Li Xiu traduziu: — Ele diz que está tonto, com náuseas, como se estivesse enjoado de viagem.
Mal acabara de falar, outro apresentou os mesmos sintomas.
Por limitações técnicas, os modificados não podiam trocar o coração ou o estômago por peças mecânicas. O coração, por estar ligado à circulação sanguínea, se removido, traria consequências graves. O estômago, conectado ao sistema digestivo, também não podia ser substituído.
Portanto, assim como os naturais, modificados podiam sentir tonturas e náuseas.
— O que está acontecendo? — Xie Shen perguntou a Cérebro, ainda na estação espacial. — Quem veio antes às ruínas também passou por isso?
— Sim — respondeu Cérebro. — Qualquer um que se aproxime das ruínas pega esse mal.
— E quanto mais perto do centro, pior fica.
— No início, a pessoa só sente tontura e náuseas.
— Com o tempo, pode ficar surda, desmaiar e até enlouquecer.
— Como só se manifesta nas ruínas, ficou conhecido como “Síndrome das Ruínas”.
Para se infiltrar na Prisão da Torre, era preciso antes resolver o problema da “Síndrome das Ruínas” — um obstáculo intransponível.
Percebendo isso, Xie Shen reclamou, um tanto descontente:
— Uma coisa tão importante, por que não me avisaram antes?
— Bem... — Cérebro ia responder, mas Li Xiu interveio:
— Não te avisaram porque isso é minha responsabilidade.

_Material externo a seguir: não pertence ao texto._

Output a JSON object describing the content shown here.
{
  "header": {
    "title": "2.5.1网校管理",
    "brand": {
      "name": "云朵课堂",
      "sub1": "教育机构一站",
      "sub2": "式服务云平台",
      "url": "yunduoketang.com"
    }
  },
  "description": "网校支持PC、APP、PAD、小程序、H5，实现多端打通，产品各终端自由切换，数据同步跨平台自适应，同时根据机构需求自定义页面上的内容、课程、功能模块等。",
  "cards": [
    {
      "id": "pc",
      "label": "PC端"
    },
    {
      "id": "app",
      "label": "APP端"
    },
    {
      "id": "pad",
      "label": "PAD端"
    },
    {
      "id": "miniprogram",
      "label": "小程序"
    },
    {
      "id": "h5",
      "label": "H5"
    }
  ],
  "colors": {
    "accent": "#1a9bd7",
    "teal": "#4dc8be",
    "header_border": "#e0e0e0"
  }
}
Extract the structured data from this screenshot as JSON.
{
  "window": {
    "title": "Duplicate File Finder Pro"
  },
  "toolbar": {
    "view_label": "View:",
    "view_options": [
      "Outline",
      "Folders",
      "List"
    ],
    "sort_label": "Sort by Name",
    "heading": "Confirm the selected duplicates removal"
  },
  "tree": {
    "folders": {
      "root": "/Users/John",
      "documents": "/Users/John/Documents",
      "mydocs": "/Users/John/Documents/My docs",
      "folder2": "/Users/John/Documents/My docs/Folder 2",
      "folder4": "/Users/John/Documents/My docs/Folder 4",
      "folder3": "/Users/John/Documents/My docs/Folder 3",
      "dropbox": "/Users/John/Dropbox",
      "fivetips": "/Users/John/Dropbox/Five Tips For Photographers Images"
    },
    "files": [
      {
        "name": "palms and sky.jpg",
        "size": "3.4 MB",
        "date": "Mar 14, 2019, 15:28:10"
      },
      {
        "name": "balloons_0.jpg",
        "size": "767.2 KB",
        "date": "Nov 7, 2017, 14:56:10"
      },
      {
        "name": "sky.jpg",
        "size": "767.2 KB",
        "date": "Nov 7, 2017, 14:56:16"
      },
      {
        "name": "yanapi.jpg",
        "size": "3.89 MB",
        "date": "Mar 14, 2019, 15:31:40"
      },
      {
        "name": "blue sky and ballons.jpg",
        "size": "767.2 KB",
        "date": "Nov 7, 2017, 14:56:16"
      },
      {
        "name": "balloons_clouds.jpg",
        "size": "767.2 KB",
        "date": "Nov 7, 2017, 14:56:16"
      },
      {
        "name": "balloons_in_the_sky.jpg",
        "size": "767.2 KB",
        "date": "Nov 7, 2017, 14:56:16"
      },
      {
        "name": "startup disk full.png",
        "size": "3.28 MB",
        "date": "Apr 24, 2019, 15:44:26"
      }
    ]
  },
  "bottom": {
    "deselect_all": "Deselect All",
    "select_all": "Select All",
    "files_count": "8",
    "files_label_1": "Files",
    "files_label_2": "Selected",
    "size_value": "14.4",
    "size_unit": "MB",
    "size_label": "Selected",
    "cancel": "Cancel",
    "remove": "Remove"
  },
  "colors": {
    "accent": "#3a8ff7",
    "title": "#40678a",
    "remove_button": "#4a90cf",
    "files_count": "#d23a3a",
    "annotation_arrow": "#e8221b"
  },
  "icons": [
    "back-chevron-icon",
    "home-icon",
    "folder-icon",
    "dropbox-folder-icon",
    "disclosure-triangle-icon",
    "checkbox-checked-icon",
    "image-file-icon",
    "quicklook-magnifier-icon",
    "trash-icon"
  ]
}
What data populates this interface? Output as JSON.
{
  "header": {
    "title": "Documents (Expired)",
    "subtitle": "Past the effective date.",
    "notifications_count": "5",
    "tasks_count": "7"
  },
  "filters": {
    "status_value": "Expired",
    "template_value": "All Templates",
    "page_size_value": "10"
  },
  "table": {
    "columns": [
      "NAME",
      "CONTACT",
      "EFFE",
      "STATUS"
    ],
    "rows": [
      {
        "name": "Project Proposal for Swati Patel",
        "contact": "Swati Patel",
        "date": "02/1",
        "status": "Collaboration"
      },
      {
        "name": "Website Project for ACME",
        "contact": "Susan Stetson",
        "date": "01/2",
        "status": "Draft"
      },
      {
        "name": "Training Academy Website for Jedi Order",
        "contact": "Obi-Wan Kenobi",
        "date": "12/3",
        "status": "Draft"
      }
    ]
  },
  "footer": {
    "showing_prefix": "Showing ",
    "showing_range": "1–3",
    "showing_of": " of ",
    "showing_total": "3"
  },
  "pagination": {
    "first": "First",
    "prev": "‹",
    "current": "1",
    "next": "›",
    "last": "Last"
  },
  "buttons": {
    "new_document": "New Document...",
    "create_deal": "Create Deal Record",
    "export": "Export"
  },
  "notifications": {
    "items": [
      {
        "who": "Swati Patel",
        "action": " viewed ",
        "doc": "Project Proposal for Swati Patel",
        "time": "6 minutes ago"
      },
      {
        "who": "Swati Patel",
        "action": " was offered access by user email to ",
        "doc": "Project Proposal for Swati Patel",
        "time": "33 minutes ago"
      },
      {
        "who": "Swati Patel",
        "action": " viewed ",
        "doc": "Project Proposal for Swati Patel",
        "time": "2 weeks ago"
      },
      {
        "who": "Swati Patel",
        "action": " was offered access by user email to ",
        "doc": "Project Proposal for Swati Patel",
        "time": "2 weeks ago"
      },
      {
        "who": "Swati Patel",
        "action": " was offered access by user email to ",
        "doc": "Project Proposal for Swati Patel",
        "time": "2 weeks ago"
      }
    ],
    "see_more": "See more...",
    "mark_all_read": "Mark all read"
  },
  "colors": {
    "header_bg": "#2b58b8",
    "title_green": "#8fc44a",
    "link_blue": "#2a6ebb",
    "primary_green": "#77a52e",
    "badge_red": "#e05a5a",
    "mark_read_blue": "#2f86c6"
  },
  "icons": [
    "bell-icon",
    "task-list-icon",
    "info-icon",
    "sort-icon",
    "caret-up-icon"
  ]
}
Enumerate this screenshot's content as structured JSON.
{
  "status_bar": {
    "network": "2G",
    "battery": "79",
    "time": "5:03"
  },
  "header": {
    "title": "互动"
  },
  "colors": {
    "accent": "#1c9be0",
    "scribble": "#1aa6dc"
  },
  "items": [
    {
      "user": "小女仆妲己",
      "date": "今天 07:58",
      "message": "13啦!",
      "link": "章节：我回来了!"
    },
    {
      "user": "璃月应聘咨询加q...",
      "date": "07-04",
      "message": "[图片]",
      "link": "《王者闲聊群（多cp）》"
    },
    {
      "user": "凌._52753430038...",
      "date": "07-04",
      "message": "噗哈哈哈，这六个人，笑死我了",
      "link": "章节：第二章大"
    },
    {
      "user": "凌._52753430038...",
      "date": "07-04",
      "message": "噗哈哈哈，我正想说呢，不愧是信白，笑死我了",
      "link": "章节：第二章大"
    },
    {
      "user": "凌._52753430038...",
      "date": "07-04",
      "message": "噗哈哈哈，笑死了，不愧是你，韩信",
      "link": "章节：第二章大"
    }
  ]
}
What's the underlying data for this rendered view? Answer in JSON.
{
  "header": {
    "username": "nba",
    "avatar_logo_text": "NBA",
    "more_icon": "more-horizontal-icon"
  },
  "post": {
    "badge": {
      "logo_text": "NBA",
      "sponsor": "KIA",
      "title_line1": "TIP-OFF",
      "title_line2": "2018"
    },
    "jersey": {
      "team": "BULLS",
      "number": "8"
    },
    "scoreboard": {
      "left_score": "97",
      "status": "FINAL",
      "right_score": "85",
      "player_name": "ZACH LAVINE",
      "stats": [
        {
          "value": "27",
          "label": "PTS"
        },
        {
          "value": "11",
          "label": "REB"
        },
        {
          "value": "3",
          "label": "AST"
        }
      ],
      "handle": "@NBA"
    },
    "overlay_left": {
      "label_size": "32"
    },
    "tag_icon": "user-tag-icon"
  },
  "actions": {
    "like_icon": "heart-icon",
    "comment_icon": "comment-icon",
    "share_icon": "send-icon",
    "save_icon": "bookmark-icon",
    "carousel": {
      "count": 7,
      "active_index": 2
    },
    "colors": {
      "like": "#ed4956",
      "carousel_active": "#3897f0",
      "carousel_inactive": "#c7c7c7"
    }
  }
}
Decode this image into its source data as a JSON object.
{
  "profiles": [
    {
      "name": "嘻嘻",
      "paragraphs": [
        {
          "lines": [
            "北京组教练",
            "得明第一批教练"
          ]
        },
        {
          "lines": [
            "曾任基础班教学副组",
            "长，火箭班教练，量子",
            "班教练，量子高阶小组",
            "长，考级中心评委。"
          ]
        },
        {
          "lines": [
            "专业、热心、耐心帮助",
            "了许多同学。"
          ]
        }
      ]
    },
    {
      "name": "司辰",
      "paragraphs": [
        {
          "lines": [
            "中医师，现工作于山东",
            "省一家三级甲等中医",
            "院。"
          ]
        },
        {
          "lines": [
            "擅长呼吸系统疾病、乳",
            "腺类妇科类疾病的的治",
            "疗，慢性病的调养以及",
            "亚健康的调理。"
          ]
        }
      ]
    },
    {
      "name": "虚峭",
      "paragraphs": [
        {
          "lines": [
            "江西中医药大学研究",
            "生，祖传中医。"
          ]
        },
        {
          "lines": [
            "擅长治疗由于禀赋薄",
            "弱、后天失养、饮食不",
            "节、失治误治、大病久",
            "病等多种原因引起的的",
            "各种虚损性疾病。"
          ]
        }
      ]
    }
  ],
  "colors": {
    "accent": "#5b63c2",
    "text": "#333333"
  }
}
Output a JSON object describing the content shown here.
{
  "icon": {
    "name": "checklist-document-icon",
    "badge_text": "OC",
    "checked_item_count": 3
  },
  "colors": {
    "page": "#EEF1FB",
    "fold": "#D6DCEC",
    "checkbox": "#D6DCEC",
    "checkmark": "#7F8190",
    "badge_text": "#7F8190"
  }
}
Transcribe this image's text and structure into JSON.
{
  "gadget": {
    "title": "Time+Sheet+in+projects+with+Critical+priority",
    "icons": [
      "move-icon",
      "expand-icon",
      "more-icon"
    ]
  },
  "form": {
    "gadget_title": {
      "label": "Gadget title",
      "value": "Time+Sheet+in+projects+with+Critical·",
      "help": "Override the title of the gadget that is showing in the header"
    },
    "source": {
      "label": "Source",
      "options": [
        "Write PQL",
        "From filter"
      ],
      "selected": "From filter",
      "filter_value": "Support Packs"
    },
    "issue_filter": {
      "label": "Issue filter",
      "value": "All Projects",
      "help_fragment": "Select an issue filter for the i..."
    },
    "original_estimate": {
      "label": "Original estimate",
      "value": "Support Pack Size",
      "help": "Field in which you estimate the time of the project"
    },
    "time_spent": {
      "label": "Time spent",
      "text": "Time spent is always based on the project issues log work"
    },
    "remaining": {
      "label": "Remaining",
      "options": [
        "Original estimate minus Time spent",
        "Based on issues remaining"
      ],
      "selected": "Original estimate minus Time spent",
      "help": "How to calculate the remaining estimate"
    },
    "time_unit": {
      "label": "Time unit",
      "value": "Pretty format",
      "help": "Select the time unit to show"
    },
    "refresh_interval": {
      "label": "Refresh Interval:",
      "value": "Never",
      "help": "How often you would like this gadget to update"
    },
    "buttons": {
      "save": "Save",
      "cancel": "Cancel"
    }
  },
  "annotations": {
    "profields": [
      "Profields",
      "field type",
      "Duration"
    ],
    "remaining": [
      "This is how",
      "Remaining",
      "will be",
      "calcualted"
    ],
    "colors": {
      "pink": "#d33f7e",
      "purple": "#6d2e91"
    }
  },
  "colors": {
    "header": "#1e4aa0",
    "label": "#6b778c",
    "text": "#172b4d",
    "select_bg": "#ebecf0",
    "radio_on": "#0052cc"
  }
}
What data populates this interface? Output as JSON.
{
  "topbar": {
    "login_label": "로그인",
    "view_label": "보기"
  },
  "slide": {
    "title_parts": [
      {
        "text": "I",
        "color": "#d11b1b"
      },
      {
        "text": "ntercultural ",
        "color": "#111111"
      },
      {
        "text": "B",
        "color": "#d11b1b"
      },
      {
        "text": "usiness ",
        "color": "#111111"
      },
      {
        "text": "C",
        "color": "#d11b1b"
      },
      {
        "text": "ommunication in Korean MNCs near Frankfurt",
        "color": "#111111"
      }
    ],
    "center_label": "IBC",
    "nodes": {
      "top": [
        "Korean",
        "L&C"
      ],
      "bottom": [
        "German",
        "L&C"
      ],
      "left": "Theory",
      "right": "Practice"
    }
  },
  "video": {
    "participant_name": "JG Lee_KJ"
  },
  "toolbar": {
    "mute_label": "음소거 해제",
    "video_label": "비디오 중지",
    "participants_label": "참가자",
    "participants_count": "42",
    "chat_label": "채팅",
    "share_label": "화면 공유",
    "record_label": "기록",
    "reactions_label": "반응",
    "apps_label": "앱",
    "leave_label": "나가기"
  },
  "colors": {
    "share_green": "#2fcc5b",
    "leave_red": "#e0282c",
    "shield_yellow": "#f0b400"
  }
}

Resolver a “Síndrome das Ruínas” era tarefa para os cientistas. Xie Shen, especialista em infiltração e combate, não precisava saber de antemão.
Ciente disso, Xie Shen suavizou o tom e perguntou:
— Já pensou em uma solução?
— Ainda não — respondeu Li Xiu, olhando-o longamente antes de perguntar de volta:
— E você, até agora sentiu algum desconforto?